Ayers at Idexx echoes Hoffman's belief that owners would take their pets to the vet more often if it were more affordable. But, conversely, he says pet owners would be willing to spend much more if they truly understood the value of quality health care for their pets. “There's a huge opportunity there, because the level of care provided today is a small fraction of what we know pet owners would do if they fully understood the value,” Ayers says. “They would devote more of their discretionary income to their beloved family member — and they do — when they understand that it's a really good thing for that family member.”

As a result, Idexx has pushed strongly into the information technology side of the pet health business. It was first to market with an iPad app that enables veterinarians to pull up lab results and X-ray images and discuss treatment plans with pet owners. It also recently launched a website, Pet Health Network, to act as a clearinghouse of information about pet health. And it's clear that pet owners must be educated. According to the Bayer study, 53% believe that routine checkups are unnecessary.

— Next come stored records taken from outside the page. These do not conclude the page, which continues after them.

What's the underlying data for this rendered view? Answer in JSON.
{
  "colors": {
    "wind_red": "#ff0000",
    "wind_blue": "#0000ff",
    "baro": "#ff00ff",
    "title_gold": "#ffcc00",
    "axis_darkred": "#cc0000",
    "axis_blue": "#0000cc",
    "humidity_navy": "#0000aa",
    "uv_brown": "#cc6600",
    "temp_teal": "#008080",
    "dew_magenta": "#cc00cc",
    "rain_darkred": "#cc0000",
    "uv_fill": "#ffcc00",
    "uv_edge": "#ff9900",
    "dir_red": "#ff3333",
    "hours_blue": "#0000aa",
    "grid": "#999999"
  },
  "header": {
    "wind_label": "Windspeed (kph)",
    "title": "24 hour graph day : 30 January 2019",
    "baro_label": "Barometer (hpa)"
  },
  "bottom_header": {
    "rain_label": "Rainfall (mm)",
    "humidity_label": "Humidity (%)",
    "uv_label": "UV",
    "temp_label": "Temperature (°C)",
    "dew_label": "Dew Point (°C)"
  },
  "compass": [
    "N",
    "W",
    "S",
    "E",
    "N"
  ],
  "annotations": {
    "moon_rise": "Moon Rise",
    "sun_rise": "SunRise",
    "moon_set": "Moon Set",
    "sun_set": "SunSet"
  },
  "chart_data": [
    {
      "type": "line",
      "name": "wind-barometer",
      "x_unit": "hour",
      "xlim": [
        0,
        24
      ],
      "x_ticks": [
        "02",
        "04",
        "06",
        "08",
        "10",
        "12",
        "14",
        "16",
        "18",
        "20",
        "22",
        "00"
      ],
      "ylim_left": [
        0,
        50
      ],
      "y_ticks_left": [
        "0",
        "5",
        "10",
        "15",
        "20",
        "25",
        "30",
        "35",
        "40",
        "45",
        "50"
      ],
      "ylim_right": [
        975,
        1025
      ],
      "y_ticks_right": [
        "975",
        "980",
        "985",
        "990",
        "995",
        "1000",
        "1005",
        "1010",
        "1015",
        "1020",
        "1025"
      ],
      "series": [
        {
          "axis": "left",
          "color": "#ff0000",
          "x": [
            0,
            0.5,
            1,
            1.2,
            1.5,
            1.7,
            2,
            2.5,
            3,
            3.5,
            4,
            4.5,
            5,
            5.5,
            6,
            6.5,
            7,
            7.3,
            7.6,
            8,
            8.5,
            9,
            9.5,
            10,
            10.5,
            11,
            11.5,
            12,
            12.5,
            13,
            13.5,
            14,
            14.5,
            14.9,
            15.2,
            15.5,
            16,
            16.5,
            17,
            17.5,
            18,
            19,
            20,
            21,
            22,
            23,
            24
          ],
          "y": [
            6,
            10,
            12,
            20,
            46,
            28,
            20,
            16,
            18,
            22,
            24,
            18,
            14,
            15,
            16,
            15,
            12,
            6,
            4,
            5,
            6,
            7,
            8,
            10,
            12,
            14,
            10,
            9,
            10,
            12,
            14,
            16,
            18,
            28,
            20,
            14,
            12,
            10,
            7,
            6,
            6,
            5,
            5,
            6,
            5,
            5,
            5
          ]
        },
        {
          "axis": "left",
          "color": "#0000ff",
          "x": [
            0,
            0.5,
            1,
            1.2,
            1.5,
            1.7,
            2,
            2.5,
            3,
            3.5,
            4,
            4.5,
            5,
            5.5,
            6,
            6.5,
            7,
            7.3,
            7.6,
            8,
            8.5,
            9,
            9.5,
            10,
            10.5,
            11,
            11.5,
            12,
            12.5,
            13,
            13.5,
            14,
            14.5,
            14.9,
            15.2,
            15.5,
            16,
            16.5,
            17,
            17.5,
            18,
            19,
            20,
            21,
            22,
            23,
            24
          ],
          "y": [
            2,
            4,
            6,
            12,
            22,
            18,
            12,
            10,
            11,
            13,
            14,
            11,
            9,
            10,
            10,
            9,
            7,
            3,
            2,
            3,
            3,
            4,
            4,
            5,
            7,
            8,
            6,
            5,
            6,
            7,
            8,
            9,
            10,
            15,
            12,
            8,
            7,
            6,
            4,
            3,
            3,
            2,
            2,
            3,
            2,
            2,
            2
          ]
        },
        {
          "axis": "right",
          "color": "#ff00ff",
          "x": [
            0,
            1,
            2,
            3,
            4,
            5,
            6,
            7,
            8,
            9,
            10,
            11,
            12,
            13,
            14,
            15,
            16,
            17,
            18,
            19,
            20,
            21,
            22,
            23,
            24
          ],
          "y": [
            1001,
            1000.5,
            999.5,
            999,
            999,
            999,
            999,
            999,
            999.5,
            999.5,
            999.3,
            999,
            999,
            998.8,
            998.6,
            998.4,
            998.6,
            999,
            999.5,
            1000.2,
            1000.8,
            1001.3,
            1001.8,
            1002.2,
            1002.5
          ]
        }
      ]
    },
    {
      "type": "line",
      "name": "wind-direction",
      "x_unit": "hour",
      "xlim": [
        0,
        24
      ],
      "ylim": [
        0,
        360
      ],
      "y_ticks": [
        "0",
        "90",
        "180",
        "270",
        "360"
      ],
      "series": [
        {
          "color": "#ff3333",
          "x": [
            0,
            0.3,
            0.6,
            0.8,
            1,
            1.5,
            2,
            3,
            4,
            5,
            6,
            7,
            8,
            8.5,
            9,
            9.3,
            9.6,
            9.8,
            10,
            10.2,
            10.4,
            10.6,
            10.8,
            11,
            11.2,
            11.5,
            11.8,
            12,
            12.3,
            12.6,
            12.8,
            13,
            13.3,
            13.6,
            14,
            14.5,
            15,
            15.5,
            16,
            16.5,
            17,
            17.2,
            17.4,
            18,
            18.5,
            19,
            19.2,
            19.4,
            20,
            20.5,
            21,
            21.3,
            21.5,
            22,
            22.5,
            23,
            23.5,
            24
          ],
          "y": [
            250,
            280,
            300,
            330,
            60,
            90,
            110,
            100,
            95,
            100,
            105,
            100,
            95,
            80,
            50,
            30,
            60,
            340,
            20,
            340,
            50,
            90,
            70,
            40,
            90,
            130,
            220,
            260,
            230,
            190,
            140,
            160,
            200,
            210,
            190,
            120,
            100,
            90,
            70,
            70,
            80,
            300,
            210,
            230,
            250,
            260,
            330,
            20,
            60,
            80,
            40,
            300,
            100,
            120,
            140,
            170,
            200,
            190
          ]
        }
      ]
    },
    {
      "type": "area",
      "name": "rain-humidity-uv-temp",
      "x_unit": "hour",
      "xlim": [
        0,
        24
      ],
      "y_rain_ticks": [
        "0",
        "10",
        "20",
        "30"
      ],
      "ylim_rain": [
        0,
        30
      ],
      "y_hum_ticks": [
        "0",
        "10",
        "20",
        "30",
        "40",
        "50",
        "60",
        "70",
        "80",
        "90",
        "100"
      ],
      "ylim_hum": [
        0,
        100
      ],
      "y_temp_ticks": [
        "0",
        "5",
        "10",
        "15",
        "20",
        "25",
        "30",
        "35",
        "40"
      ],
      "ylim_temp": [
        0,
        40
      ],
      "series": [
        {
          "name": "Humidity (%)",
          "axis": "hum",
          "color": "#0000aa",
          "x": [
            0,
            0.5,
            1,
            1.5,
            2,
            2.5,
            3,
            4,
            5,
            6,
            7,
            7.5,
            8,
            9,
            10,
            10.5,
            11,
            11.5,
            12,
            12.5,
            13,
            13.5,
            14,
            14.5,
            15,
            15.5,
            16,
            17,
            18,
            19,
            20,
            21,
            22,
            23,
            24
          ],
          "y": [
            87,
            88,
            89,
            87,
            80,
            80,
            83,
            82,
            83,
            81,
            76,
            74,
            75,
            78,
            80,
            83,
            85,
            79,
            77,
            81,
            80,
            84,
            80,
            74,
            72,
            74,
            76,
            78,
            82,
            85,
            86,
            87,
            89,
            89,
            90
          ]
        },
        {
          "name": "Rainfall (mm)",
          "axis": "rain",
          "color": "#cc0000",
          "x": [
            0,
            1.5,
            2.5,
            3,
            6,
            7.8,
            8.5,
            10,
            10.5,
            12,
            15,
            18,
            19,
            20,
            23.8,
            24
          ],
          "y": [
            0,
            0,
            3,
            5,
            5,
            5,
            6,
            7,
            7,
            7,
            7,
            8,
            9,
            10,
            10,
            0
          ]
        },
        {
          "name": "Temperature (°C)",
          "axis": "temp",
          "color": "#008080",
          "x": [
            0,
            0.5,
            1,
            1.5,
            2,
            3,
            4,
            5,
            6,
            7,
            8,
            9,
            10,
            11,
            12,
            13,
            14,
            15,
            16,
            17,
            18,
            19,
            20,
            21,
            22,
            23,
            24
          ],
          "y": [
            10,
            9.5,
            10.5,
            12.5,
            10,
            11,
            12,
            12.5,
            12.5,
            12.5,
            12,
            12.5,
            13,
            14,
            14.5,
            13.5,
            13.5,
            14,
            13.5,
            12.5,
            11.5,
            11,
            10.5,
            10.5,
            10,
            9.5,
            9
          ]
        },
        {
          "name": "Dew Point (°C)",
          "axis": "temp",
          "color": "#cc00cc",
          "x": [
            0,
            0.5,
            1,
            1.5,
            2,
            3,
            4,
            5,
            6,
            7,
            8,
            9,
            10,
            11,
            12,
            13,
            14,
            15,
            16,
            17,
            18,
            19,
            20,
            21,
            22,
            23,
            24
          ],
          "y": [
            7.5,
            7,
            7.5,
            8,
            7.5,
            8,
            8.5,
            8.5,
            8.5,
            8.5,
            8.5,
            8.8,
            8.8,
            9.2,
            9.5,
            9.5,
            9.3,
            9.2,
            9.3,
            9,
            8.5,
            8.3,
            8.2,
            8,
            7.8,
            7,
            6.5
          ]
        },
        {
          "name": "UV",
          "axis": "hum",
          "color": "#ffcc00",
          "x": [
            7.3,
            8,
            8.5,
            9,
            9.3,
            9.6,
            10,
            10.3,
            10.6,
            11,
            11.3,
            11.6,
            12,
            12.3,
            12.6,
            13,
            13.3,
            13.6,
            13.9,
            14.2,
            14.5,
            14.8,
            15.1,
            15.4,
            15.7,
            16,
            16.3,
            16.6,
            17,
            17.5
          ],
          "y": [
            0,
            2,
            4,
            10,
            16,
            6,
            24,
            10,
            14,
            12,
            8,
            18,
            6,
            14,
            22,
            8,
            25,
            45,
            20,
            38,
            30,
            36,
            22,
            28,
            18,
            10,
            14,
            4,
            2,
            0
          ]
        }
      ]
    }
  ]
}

The iPad app and the Pet Health Network are attempts to help veterinarians become more effective at treating pets through effective communication. “That communication between the veterinarian and pet owner — there's a big gap there and veterinarians haven't known how to bridge that gap,” Ayers says. “And now we're giving them the tools to bridge that gap, and when they start adopting these and other good management techniques within the practice, their practices grow even though the economy is not growing, and that's how we would get pet health care growth in a sluggish economy.”

And, of course, when veterinarians are happy, Idexx is happy. “We're only successful when they're successful,” Ayers says. “We can only grow if they grow, and so it's about expanding the market.”

Ayers could be speaking for any of Portland's pet health companies. Each one has its mission to help veterinarians operate more efficient and effective practices. For these companies to continue to grow, they need veterinarians to raise their game and be successful.